Norman Lee Benjamin Riego on Jun 01, 2018 05:55 PM
1500 triathletes to make history in PH’s first full Ironman
Subic Bay will be the site of history as the Philippines will finally be having its first-ever full-distance Ironman race

SUBIC, ZAMBALES – In 2009, the Philippines had its first-ever Ironman – a 70.3 km-length course that laid the groundwork as well as paved the way for the sport in the country.

Nearly a decade later, the Philippines is all set and all ready for its first-ever full-distance Ironman race – a triathlon totaling a distance of 226.75 km that will prove just how far the sport has come in the country. “We have come a long way. We wanted to do justice to the sport and with the course we have laid out, we will do that,” event organizer Fred Uytengsu said in the pre-event press conference on Friday at the Subic Bay Convention Center here.

He then continued, “I’ve wanted to do a full (Ironman) in the last five years, but the community wasn’t ready. Now, if you look at the growth of (triathlon) in the last five years, it has been exponential so I believe that we’re ready.”

Indeed, exactly 1, 552 triathletes from 50 different countries will be taking part in the historic Century Tuna Ironman Philippines on Sunday morning – swimming for 3.8 km, biking for 180 km, and then running for 42.95 km.

Among them are 14 professional triathletes – Nick Baldwin, Liz Blatchford, Cameron Brown, Dan Brown, Jana Candrova, Simon Cochrane, Dimity Lee Duke, Eneko Elosegui, Erin Furness, Julia Grant, Alex Kochetkov, and Freddy Lampret, Simone Maier, and Alise Selsmark.

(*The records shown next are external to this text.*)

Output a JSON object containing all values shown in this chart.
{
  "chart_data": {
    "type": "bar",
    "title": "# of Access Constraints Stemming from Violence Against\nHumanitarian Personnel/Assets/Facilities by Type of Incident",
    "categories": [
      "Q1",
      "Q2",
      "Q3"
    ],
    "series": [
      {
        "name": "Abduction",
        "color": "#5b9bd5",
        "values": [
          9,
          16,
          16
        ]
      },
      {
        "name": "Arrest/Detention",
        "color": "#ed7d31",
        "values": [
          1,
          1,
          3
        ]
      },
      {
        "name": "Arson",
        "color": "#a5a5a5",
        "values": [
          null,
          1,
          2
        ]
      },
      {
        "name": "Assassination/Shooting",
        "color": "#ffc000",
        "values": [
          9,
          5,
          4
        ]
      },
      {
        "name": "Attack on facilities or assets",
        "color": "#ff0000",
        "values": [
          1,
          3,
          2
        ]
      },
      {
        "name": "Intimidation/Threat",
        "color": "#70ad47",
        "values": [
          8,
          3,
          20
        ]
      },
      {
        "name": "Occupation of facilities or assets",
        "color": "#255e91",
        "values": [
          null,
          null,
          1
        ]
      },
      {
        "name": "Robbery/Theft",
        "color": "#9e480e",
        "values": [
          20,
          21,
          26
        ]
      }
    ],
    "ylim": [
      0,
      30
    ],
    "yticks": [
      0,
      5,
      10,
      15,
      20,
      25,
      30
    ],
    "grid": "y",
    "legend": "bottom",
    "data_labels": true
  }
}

All of them will be vying for the cash prize of USD 250, 000; bonuses from event sponsors Century Tuna, Alaska, NLEX/SCTEX, and Sunrise Events; and slots in the Ironman World Championships.

The cycling part of the event will be along NLEX/SCTEX and company official Allan Gregorio has promised a smooth ride for each and every triathlete as well as smooth hosting for the Philippines. “This is about us Filipinos introducing ourselves to the world as a great place for triathlon,” he remarked.

That is much welcome news for foreign triathletes such as Australia’s Blatchford who will be racing for the first time since giving birth as well as Spain’s Elosegui who will be racing for the first time since suffering a neck injury.

While they are well aware of the tall task ahead, they are nothing but determined to push through and make history alongside Filipinos who comprise almost half of the total triathletes. “This is my first Ironman since giving birth and this will be special,” Blatchford said.